On sait que Dumas rendit un de ses héros muet pour convertir son silence en or, ou du moins en espèces, étant payé à la ligne. On ignore pourquoi l’auteur des Passagers du Roi de Rome multiplie les dialogues, mais en découvrant que Matthieu est « fatigué [du] verbiage » de Clara (p. 62), pourtant moins bavarde que lui-même, on compatit sincèrement, et l’on se prend à espérer que l’action digne de ce nom, qui se fait attendre depuis le début du livre, va commencer sous peu. Hélas, elle s’ébauche seulement, au bout de soixante-dix pages, et d’une manière aussi maladroite que peu crédible : des jumeaux masqués, dont l’un est postier, et l’autre, gigolo, enlèvent Yannick, un délinquant minable, pour l’intimider, afin qu’il renonce à acheter une épave - ce à quoi il tient plus qu’à sa vie, selon une logique que le lecteur cherche en vain à s’éclaircir.
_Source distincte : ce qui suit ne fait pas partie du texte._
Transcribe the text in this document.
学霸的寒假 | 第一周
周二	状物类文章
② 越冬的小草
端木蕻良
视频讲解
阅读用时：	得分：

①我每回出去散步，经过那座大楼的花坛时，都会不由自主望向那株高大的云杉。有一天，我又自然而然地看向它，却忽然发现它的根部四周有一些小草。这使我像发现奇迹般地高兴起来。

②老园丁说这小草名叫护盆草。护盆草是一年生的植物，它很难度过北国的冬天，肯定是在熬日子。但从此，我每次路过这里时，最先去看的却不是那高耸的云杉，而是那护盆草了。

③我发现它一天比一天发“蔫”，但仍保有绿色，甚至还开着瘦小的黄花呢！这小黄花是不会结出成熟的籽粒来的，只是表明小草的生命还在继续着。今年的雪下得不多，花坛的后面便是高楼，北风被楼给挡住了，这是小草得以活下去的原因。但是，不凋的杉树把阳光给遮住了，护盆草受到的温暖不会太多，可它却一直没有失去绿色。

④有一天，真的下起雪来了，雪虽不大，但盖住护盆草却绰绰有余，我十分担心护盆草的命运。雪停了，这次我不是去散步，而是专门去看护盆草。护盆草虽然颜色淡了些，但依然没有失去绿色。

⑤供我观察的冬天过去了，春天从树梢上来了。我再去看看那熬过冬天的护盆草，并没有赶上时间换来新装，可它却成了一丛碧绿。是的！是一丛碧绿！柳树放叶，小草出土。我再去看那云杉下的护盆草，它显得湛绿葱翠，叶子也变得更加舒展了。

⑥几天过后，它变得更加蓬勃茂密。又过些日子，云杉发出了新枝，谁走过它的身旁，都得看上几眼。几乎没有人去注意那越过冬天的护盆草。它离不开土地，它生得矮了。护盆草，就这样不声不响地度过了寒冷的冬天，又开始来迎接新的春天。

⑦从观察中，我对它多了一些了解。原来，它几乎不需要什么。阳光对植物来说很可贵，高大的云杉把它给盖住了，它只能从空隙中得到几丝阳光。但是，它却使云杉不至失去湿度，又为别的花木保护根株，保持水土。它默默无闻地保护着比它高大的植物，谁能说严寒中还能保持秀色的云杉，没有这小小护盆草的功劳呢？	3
De fait, Yannick ferait n’importe quoi pour acquérir précisément "le Roi de Rome", envers et contre tout bon sens, alors qu’il aurait pu réaliser les projets qui lui tiennent à cœur en achetant à meilleur prix et sans problème un autre bateau. Son inexplicable obstination constitue, finalement, la seule énigme propre à assurer un minimum de suspense au récit - on doute que cela relève d’un choix conscient de l’auteur, mais le reste des procédés censés nous intriguer étant cousus de fil blanc, on s’accroche, faute de mieux, au mystère impénétrable du choix de Yannick, pour tenir jusqu’au bout du roman.
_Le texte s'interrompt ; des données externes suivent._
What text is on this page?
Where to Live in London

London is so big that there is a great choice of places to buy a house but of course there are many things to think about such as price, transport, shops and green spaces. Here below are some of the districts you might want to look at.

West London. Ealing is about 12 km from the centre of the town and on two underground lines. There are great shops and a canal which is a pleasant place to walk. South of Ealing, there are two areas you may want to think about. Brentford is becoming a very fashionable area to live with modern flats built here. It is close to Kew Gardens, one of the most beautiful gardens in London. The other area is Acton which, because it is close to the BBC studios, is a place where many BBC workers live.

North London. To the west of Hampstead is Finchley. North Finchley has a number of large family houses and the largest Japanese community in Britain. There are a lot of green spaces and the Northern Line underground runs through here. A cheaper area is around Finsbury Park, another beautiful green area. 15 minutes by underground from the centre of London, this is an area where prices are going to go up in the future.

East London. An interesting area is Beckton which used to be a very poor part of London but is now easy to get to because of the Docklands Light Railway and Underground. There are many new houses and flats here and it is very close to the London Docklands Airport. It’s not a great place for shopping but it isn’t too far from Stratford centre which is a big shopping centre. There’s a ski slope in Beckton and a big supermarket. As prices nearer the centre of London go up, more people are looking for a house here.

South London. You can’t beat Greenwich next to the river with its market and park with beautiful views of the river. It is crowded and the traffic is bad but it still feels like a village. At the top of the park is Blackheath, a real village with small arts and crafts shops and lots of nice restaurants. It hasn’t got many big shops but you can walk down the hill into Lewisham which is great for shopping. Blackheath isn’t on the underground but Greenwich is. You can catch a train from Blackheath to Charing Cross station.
Nous n’aurons pas de scrupule à révéler sans plus tarder que ce choix reste définitivement injustifié ; hélas, il n’est pas le seul. L’action criminelle qui s’intensifie vers le milieu du roman baigne dans un flou que le dénouement nous porte à attribuer au besoin de faire illusion en l’absence d’idées ingénieuses. Rien ne vient donner de l’intérêt au nombre de personnages mis en place pour si peu d’intrigue, à leurs échanges majoritairement superflus et qui ne servent même pas à les individualiser, déployant tous le même vocabulaire grossier et le même manque d’esprit, ni aux descriptions et autres saynètes qui privilégient tantôt le pénible, dans une surenchère offrant des formules comme il se mordit l’intérieur des gencives (sic, p. 204), tantôt le repoussant : le chien se pencha vers Matthieu, lui fourra une langue aussi large qu’une tranche de rumsteack dans les narines, en aspira le contenu comme s’il gobait une huître palpitante de fraîcheur, lui macula les cils et les paupières de bave, s’attaqua aux oreilles, les débarrassa de leurs bouchons de cérumen, le tout sur fond de grondements énamourés et de halètements pestilentiels (p. 58).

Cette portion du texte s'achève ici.